Design: Observational cohort study.
Participants: Eighteen patients with open-angle glaucoma (OAG) and 8 control subjects, all females ages 40 to 60 years, were studied. Only subjects with known maximum intraocular pressure less than 22 mmHg in both eyes were included.
Methods: Arterial diameter and blood speed in the inferior temporal retinal artery of the left eye were measured simultaneously at baseline while sitting, while reclining for approximately 30 minutes, and once again sitting using a retinal laser Doppler instrument. Blood flow rate was computed automatically. Brachial artery blood pressure and heart rate also were measured.
Main outcome measure: Change in blood flow rate while reclining for approximately 30 minutes compared with baseline blood flow rate measured while seated.

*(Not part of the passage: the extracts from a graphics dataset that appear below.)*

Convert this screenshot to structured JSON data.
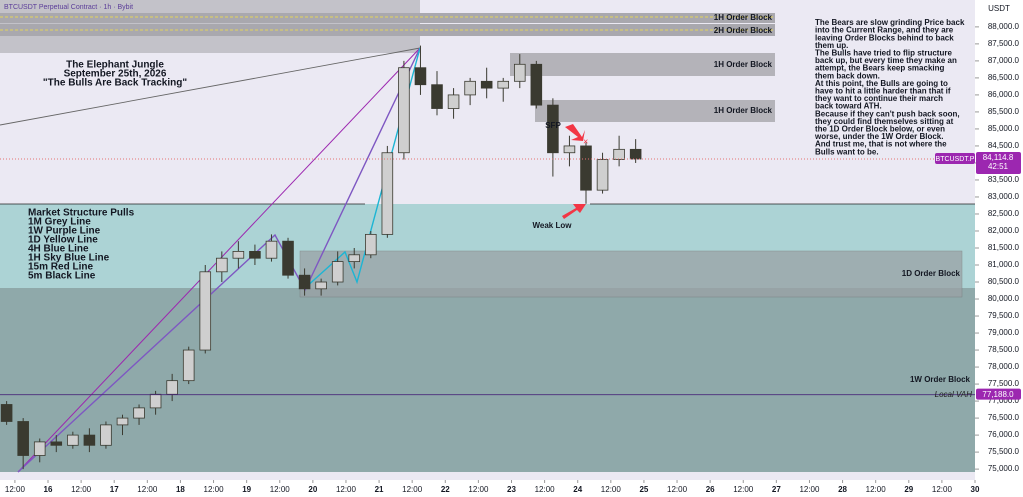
{
  "chart_data": {
    "type": "candlestick",
    "title": "BTCUSDT Perpetual Contract · 1h · Bybit",
    "currency": "USDT",
    "symbol": "BTCUSDT.P",
    "countdown": "42:51",
    "up_color": "#cfcfcf",
    "down_color": "#3a3a30",
    "x": [
      9,
      15,
      21,
      27,
      33,
      39,
      45,
      51,
      57,
      63,
      69,
      75,
      81,
      87,
      93,
      99,
      105,
      111,
      117,
      123,
      129,
      135,
      141,
      147,
      153,
      159,
      165,
      171,
      177,
      183,
      189,
      195,
      201,
      207,
      213,
      219,
      225,
      231,
      237
    ],
    "open": [
      76900,
      76400,
      75400,
      75800,
      75700,
      76000,
      75700,
      76300,
      76500,
      76800,
      77200,
      77600,
      78500,
      80800,
      81200,
      81400,
      81200,
      81700,
      80700,
      80300,
      80500,
      81100,
      81300,
      81900,
      84300,
      86800,
      86300,
      85600,
      86000,
      86400,
      86200,
      86400,
      86900,
      85700,
      84300,
      84500,
      83200,
      84100,
      84400
    ],
    "high": [
      77000,
      76500,
      75900,
      76000,
      76100,
      76200,
      76400,
      76600,
      76900,
      77300,
      77800,
      78600,
      81000,
      81400,
      81700,
      81600,
      81900,
      81800,
      80900,
      80600,
      81400,
      81500,
      82000,
      84500,
      87000,
      87450,
      86700,
      86200,
      86500,
      86800,
      86500,
      87200,
      87000,
      85900,
      84800,
      84600,
      84300,
      84800,
      84700
    ],
    "low": [
      76300,
      75000,
      75200,
      75500,
      75600,
      75500,
      75600,
      76000,
      76300,
      76600,
      77000,
      77500,
      78400,
      80500,
      80900,
      81000,
      81100,
      80600,
      80100,
      80100,
      80400,
      80900,
      81200,
      81800,
      84100,
      86000,
      85400,
      85300,
      85700,
      85900,
      85800,
      86200,
      85600,
      83600,
      83900,
      82800,
      83100,
      83900,
      84000
    ],
    "close": [
      76400,
      75400,
      75800,
      75700,
      76000,
      75700,
      76300,
      76500,
      76800,
      77200,
      77600,
      78500,
      80800,
      81200,
      81400,
      81200,
      81700,
      80700,
      80300,
      80500,
      81100,
      81300,
      81900,
      84300,
      86800,
      86300,
      85600,
      86000,
      86400,
      86200,
      86400,
      86900,
      85700,
      84300,
      84500,
      83200,
      84100,
      84400,
      84115
    ],
    "xlim": [
      6.6,
      360
    ],
    "ylim": [
      74680,
      88790
    ],
    "xticks": [
      {
        "value": 12,
        "label": "12:00"
      },
      {
        "value": 24,
        "label": "16"
      },
      {
        "value": 36,
        "label": "12:00"
      },
      {
        "value": 48,
        "label": "17"
      },
      {
        "value": 60,
        "label": "12:00"
      },
      {
        "value": 72,
        "label": "18"
      },
      {
        "value": 84,
        "label": "12:00"
      },
      {
        "value": 96,
        "label": "19"
      },
      {
        "value": 108,
        "label": "12:00"
      },
      {
        "value": 120,
        "label": "20"
      },
      {
        "value": 132,
        "label": "12:00"
      },
      {
        "value": 144,
        "label": "21"
      },
      {
        "value": 156,
        "label": "12:00"
      },
      {
        "value": 168,
        "label": "22"
      },
      {
        "value": 180,
        "label": "12:00"
      },
      {
        "value": 192,
        "label": "23"
      },
      {
        "value": 204,
        "label": "12:00"
      },
      {
        "value": 216,
        "label": "24"
      },
      {
        "value": 228,
        "label": "12:00"
      },
      {
        "value": 240,
        "label": "25"
      },
      {
        "value": 252,
        "label": "12:00"
      },
      {
        "value": 264,
        "label": "26"
      },
      {
        "value": 276,
        "label": "12:00"
      },
      {
        "value": 288,
        "label": "27"
      },
      {
        "value": 300,
        "label": "12:00"
      },
      {
        "value": 312,
        "label": "28"
      },
      {
        "value": 324,
        "label": "12:00"
      },
      {
        "value": 336,
        "label": "29"
      },
      {
        "value": 348,
        "label": "12:00"
      },
      {
        "value": 360,
        "label": "30"
      }
    ],
    "yticks": [
      {
        "value": 75000,
        "label": "75,000.0"
      },
      {
        "value": 75500,
        "label": "75,500.0"
      },
      {
        "value": 76000,
        "label": "76,000.0"
      },
      {
        "value": 76500,
        "label": "76,500.0"
      },
      {
        "value": 77000,
        "label": "77,000.0"
      },
      {
        "value": 77500,
        "label": "77,500.0"
      },
      {
        "value": 78000,
        "label": "78,000.0"
      },
      {
        "value": 78500,
        "label": "78,500.0"
      },
      {
        "value": 79000,
        "label": "79,000.0"
      },
      {
        "value": 79500,
        "label": "79,500.0"
      },
      {
        "value": 80000,
        "label": "80,000.0"
      },
      {
        "value": 80500,
        "label": "80,500.0"
      },
      {
        "value": 81000,
        "label": "81,000.0"
      },
      {
        "value": 81500,
        "label": "81,500.0"
      },
      {
        "value": 82000,
        "label": "82,000.0"
      },
      {
        "value": 82500,
        "label": "82,500.0"
      },
      {
        "value": 83000,
        "label": "83,000.0"
      },
      {
        "value": 83500,
        "label": "83,500.0"
      },
      {
        "value": 84000,
        "label": "84,000.0"
      },
      {
        "value": 84500,
        "label": "84,500.0"
      },
      {
        "value": 85000,
        "label": "85,000.0"
      },
      {
        "value": 85500,
        "label": "85,500.0"
      },
      {
        "value": 86000,
        "label": "86,000.0"
      },
      {
        "value": 86500,
        "label": "86,500.0"
      },
      {
        "value": 87000,
        "label": "87,000.0"
      },
      {
        "value": 87500,
        "label": "87,500.0"
      },
      {
        "value": 88000,
        "label": "88,000.0"
      }
    ],
    "last_price": {
      "value": 84114.8,
      "label": "84,114.8"
    },
    "vah": {
      "value": 77188,
      "label": "77,188.0",
      "name": "Local VAH"
    },
    "annotations": {
      "heading": [
        "The Elephant Jungle",
        "September 25th, 2026",
        "\"The Bulls Are Back Tracking\""
      ],
      "structure": [
        "Market Structure Pulls",
        "1M Grey Line",
        "1W Purple Line",
        "1D Yellow Line",
        "4H Blue Line",
        "1H Sky Blue Line",
        "15m Red Line",
        "5m Black Line"
      ],
      "order_blocks": [
        "1H Order Block",
        "2H Order Block",
        "1H Order Block",
        "1H Order Block",
        "1D Order Block",
        "1W Order Block"
      ],
      "sfp": "SFP",
      "weak_low": "Weak Low",
      "commentary": [
        "The Bears are slow grinding Price back",
        "into the Current Range, and they are",
        "leaving Order Blocks behind to back",
        "them up.",
        "The Bulls have tried to flip structure",
        "back up, but every time they make an",
        "attempt, the Bears keep smacking",
        "them back down.",
        "At this point, the Bulls are going to",
        "have to hit a little harder than that if",
        "they want to continue their march",
        "back toward ATH.",
        "Because if they can't push back soon,",
        "they could find themselves sitting at",
        "the 1D Order Block below, or even",
        "worse, under the 1W Order Block.",
        "And trust me, that is not where the",
        "Bulls want to be."
      ]
    }
  }
}
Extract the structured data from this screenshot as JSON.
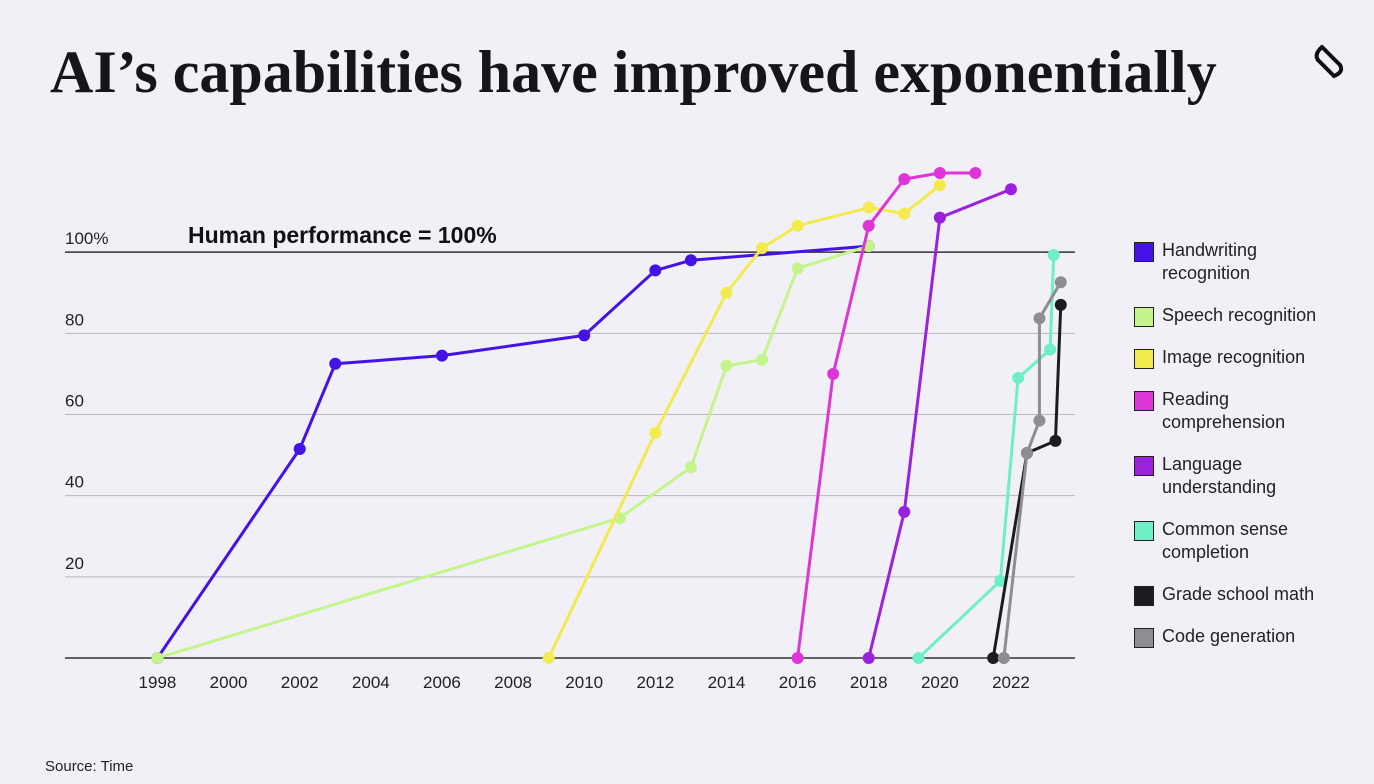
{
  "chart_data": {
    "type": "line",
    "title": "AI’s capabilities have improved exponentially",
    "annotation": "Human performance = 100%",
    "source": "Source: Time",
    "xlim": [
      1995.4,
      2023.8
    ],
    "xticks": [
      1998,
      2000,
      2002,
      2004,
      2006,
      2008,
      2010,
      2012,
      2014,
      2016,
      2018,
      2020,
      2022
    ],
    "ylim": [
      0,
      120
    ],
    "yticks": [
      {
        "value": 100,
        "label": "100%"
      },
      80,
      60,
      40,
      20
    ],
    "grid": true,
    "series": [
      {
        "name": "Handwriting recognition",
        "color": "#4412e6",
        "x": [
          1998,
          2002,
          2003,
          2006,
          2010,
          2012,
          2013,
          2018
        ],
        "values": [
          0,
          51.5,
          72.5,
          74.5,
          79.5,
          95.5,
          98,
          101.5
        ]
      },
      {
        "name": "Speech recognition",
        "color": "#c4f48c",
        "x": [
          1998,
          2011,
          2013,
          2014,
          2015,
          2016,
          2018
        ],
        "values": [
          0,
          34.5,
          47,
          72,
          73.5,
          96,
          101.5
        ]
      },
      {
        "name": "Image recognition",
        "color": "#f2ea4e",
        "x": [
          2009,
          2012,
          2014,
          2015,
          2016,
          2018,
          2019,
          2020
        ],
        "values": [
          0,
          55.5,
          90,
          101,
          106.5,
          111,
          109.5,
          116.5
        ]
      },
      {
        "name": "Reading comprehension",
        "color": "#de36d6",
        "x": [
          2016,
          2017,
          2018,
          2019,
          2020,
          2021
        ],
        "values": [
          0,
          70,
          106.5,
          118,
          119.5,
          119.5
        ]
      },
      {
        "name": "Language understanding",
        "color": "#9a22de",
        "x": [
          2018,
          2019,
          2020,
          2022
        ],
        "values": [
          0,
          36,
          108.5,
          115.5
        ]
      },
      {
        "name": "Common sense completion",
        "color": "#6eefc6",
        "x": [
          2019.4,
          2021.7,
          2022.2,
          2023.1,
          2023.2
        ],
        "values": [
          0,
          19,
          69,
          76,
          99.3
        ]
      },
      {
        "name": "Grade school math",
        "color": "#1c1b20",
        "x": [
          2021.5,
          2022.45,
          2023.25,
          2023.4
        ],
        "values": [
          0,
          50.5,
          53.5,
          87
        ]
      },
      {
        "name": "Code generation",
        "color": "#8e8e92",
        "x": [
          2021.8,
          2022.45,
          2022.8,
          2022.8,
          2023.4
        ],
        "values": [
          0,
          50.5,
          58.5,
          83.7,
          92.6
        ]
      }
    ]
  }
}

Results: In control subjects, arterial diameter decreased by 7.5+/-3.4% (P = 0.0003) and blood speed increased by 24.6+/-10.8% (P = 0.004) while reclining compared with baseline. The concomitant change in the blood flow rate (6.5+/-12.0%; P = 0.15) compared with baseline was not statistically significant. In contrast, OAG patients showed a much broader range of blood flow changes in response to posture change (14.9+/-37.7%; P = 0.086) compared with baseline. Although there were no significant differences in the flow changes compared with baseline in either group, there was a significant difference in the variance of the blood flow changes in the OAG patients compared with the controls (P = 0.0025). Division of the OAG patients into subgroups revealed a significant (P = 0.031) association between baseline OPP and the retinal blood flow response to posture change.
Conclusions: The authors describe the hemodynamic details of retinal vascular autoregulation in response to posture-induced changes in OPP in healthy subjects and document the lack of such autoregulation in a selected group of patients with OAG.